According to Robbins’ request, unorganized militia members are to dress in khaki trousers, seasonal clothing and boots or shoes suitable for maneuver training and operating in the field, while openly and safely wearing a holstered handgun, “preferably semi-automatic, that is capable of accepting a magazine of 10 or more rounds.”
Members could also carry an “unloaded semi-automatic rifle, preferable a variant of the AR-15 platform, that is capable of firing the .223 Remington/5.56x45mm NATO standard cartridge and carrying at least three loaded magazines of 20 or 30 rounds capacity.”
No registration or information would be required by prospective members regarding their personally owned firearms, the request states.
If the board were to approve of calling for an unorganized militia, Robbins’ request states the militia shall serve as a local force dedicated to protecting their families and community from foreign enemies.
Calls for comment from Supervisors Kyger and Sallie Wolfe-Garrison, and Rockingham County Republican Committee Chairman Dan Cullers and the county Democratic committee were not returned.
“In time of domestic tyranny, the Militia shall serve as a force of last resort, subject to the civil power of the County, to preserve the natural rights of the People, including, but not limited to, the rights of life and liberty; the freedom of speech; the free exercise of religion; the right to trial by jury; the right to private property; the right to defense of self and defense of the community and the Rule of Law,” states the request.
Virginia is the current hot seat of the country’s heated debate over guns, as a new Democratic majority seeks to enact strict new limits.
Democrats ran heavily on gun control during last year’s legislative elections and flipped control of the General Assembly for the first time in more than two decades.
But gun owners, especially in rural communities, have pushed back.
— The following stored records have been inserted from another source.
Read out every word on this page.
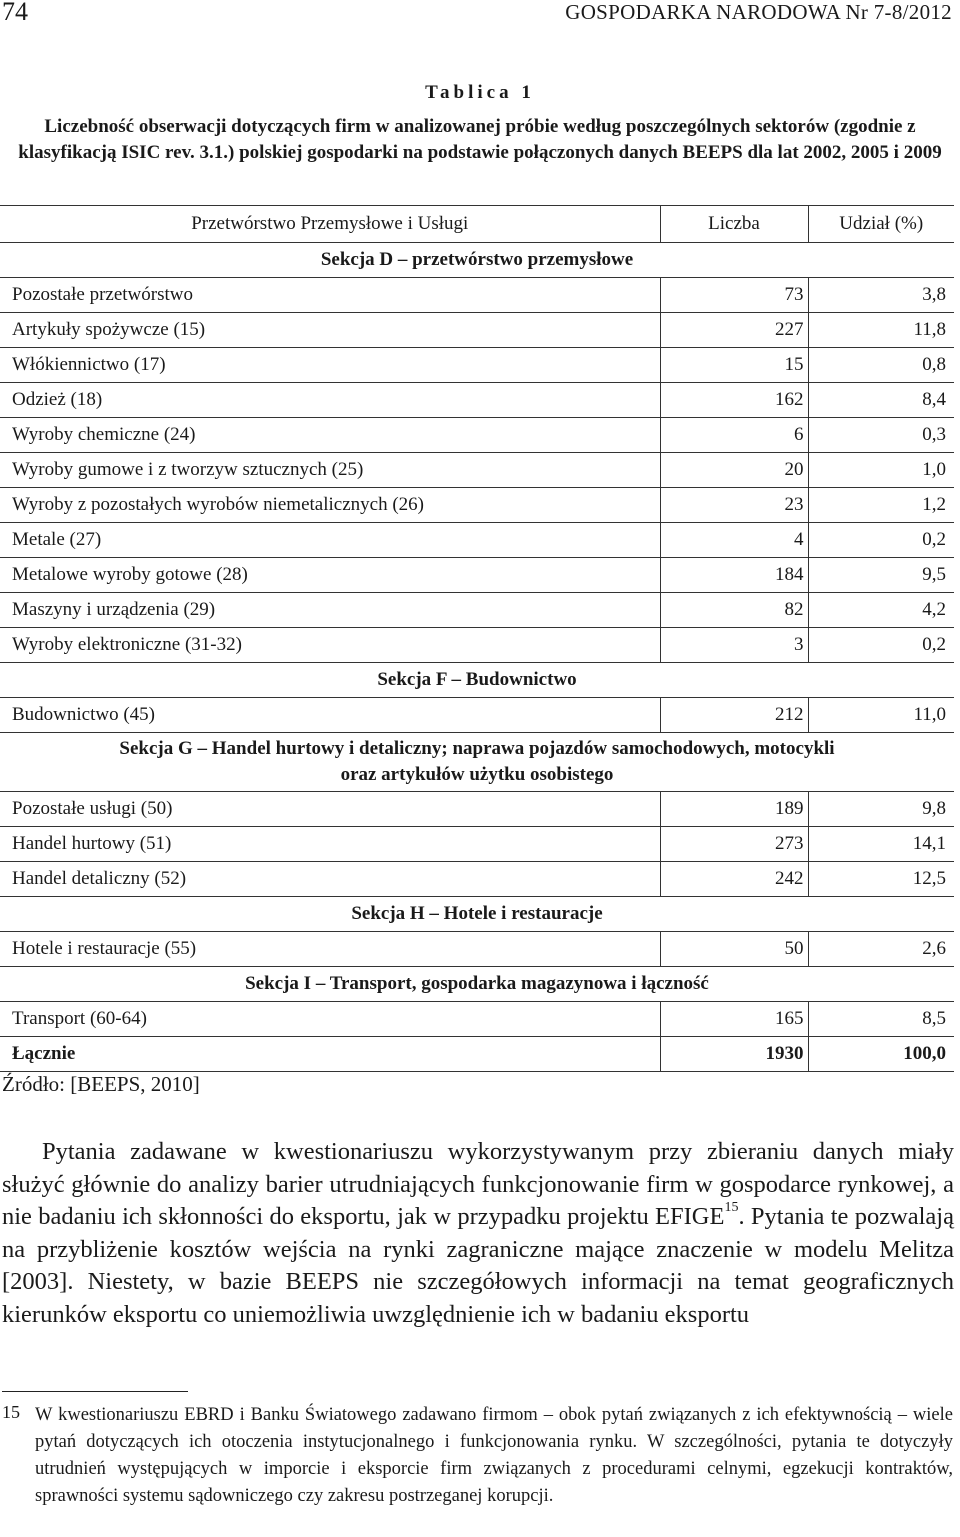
74	GOSPODARKA NARODOWA Nr 7-8/2012
Tablica 1
Liczebność obserwacji dotyczących firm w analizowanej próbie według poszczególnych sektorów (zgodnie z klasyfikacją ISIC rev. 3.1.) polskiej gospodarki na podstawie połączonych danych BEEPS dla lat 2002, 2005 i 2009
Przetwórstwo Przemysłowe i Usługi	Liczba	Udział (%)
Sekcja D – przetwórstwo przemysłowe		
Pozostałe przetwórstwo	73	3,8
Artykuły spożywcze (15)	227	11,8
Włókiennictwo (17)	15	0,8
Odzież (18)	162	8,4
Wyroby chemiczne (24)	6	0,3
Wyroby gumowe i z tworzyw sztucznych (25)	20	1,0
Wyroby z pozostałych wyrobów niemetalicznych (26)	23	1,2
Metale (27)	4	0,2
Metalowe wyroby gotowe (28)	184	9,5
Maszyny i urządzenia (29)	82	4,2
Wyroby elektroniczne (31-32)	3	0,2
Sekcja F – Budownictwo		
Budownictwo (45)	212	11,0
Sekcja G – Handel hurtowy i detaliczny; naprawa pojazdów samochodowych, motocykli
oraz artykułów użytku osobistego		
Pozostałe usługi (50)	189	9,8
Handel hurtowy (51)	273	14,1
Handel detaliczny (52)	242	12,5
Sekcja H – Hotele i restauracje		
Hotele i restauracje (55)	50	2,6
Sekcja I – Transport, gospodarka magazynowa i łączność		
Transport (60-64)	165	8,5
Łącznie	1930	100,0
Źródło: [BEEPS, 2010]
Pytania zadawane w kwestionariuszu wykorzystywanym przy zbieraniu danych miały służyć głównie do analizy barier utrudniających funkcjonowanie firm w gospodarce rynkowej, a nie badaniu ich skłonności do eksportu, jak w przypadku projektu EFIGE$^{15}$. Pytania te pozwalają na przybliżenie kosztów wejścia na rynki zagraniczne mające znaczenie w modelu Melitza [2003]. Niestety, w bazie BEEPS nie szczegółowych informacji na temat geograficznych kierunków eksportu co uniemożliwia uwzględnienie ich w badaniu eksportu
15 W kwestionariuszu EBRD i Banku Światowego zadawano firmom – obok pytań związanych z ich efektywnością – wiele pytań dotyczących ich otoczenia instytucjonalnego i funkcjonowania rynku. W szczególności, pytania te dotyczyły utrudnień występujących w imporcie i eksporcie firm związanych z procedurami celnymi, egzekucji kontraktów, sprawności systemu sądowniczego czy zakresu postrzeganej korupcji.
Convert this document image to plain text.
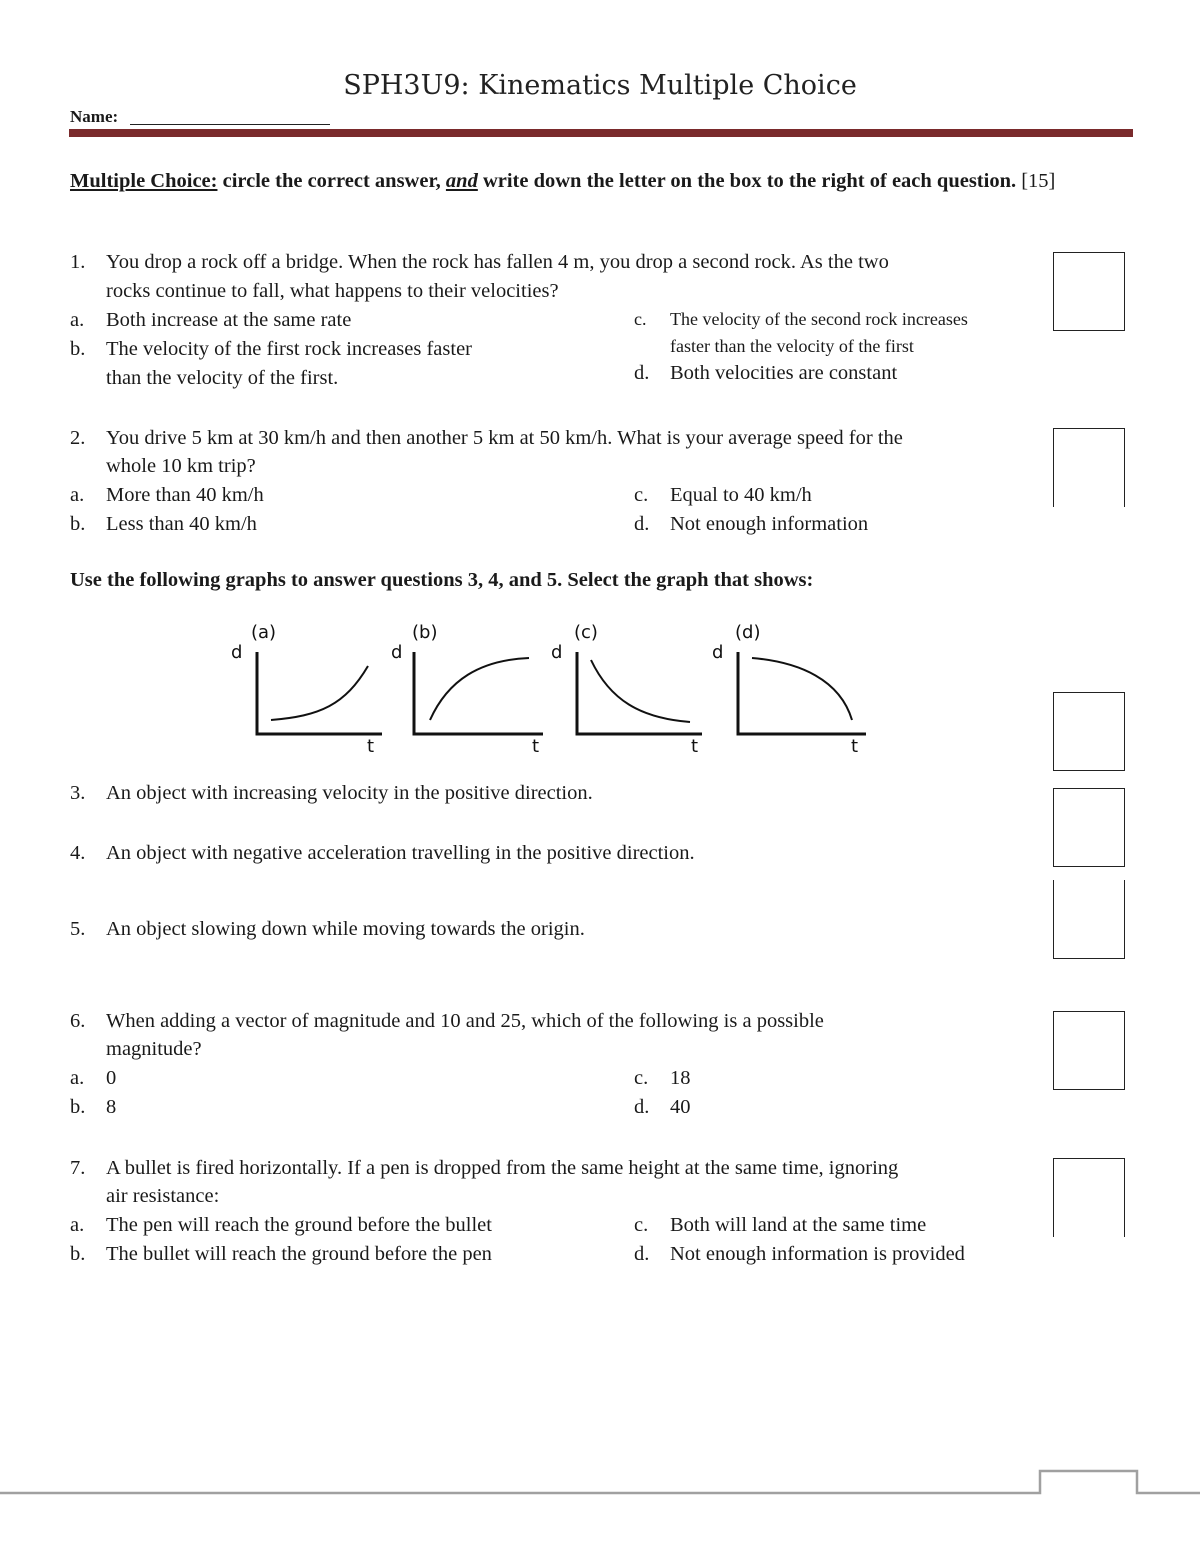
SPH3U9: Kinematics Multiple Choice
Name:
Multiple Choice: circle the correct answer, and write down the letter on the box to the right of each question. [15]
1. You drop a rock off a bridge. When the rock has fallen 4 m, you drop a second rock. As the two
rocks continue to fall, what happens to their velocities?
a. Both increase at the same rate
b. The velocity of the first rock increases faster
than the velocity of the first.
c. The velocity of the second rock increases
faster than the velocity of the first
d. Both velocities are constant
2. You drive 5 km at 30 km/h and then another 5 km at 50 km/h. What is your average speed for the
whole 10 km trip?
a. More than 40 km/h
b. Less than 40 km/h
c. Equal to 40 km/h
d. Not enough information
Use the following graphs to answer questions 3, 4, and 5. Select the graph that shows:
(a)
d
t
(b)
d
t
(c)
d
t
(d)
d
t
3. An object with increasing velocity in the positive direction.
4. An object with negative acceleration travelling in the positive direction.
5. An object slowing down while moving towards the origin.
6. When adding a vector of magnitude and 10 and 25, which of the following is a possible
magnitude?
a. 0
b. 8
c. 18
d. 40
7. A bullet is fired horizontally. If a pen is dropped from the same height at the same time, ignoring
air resistance:
a. The pen will reach the ground before the bullet
b. The bullet will reach the ground before the pen
c. Both will land at the same time
d. Not enough information is provided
Last month, tens of thousands of guns-rights activists from around the country flooded the Capitol and surrounding area in protest. And more than 100 counties, cities and towns have declared themselves Second Amendment sanctuaries, vowing to oppose any new “unconstitutional restrictions” on guns.
The proposed assault weapon ban, which failed in Richmond on Monday, received the most opposition.
Rockingham County would not be the first county to hear a request to form a militia; residents in Franklin County and Augusta County asked their Board of Supervisors to consider a similar measure.
In January, Floyd County residents organized a militia muster call day before the Jan. 20 Virginia Citizens Defense League Lobby Day and gun rally.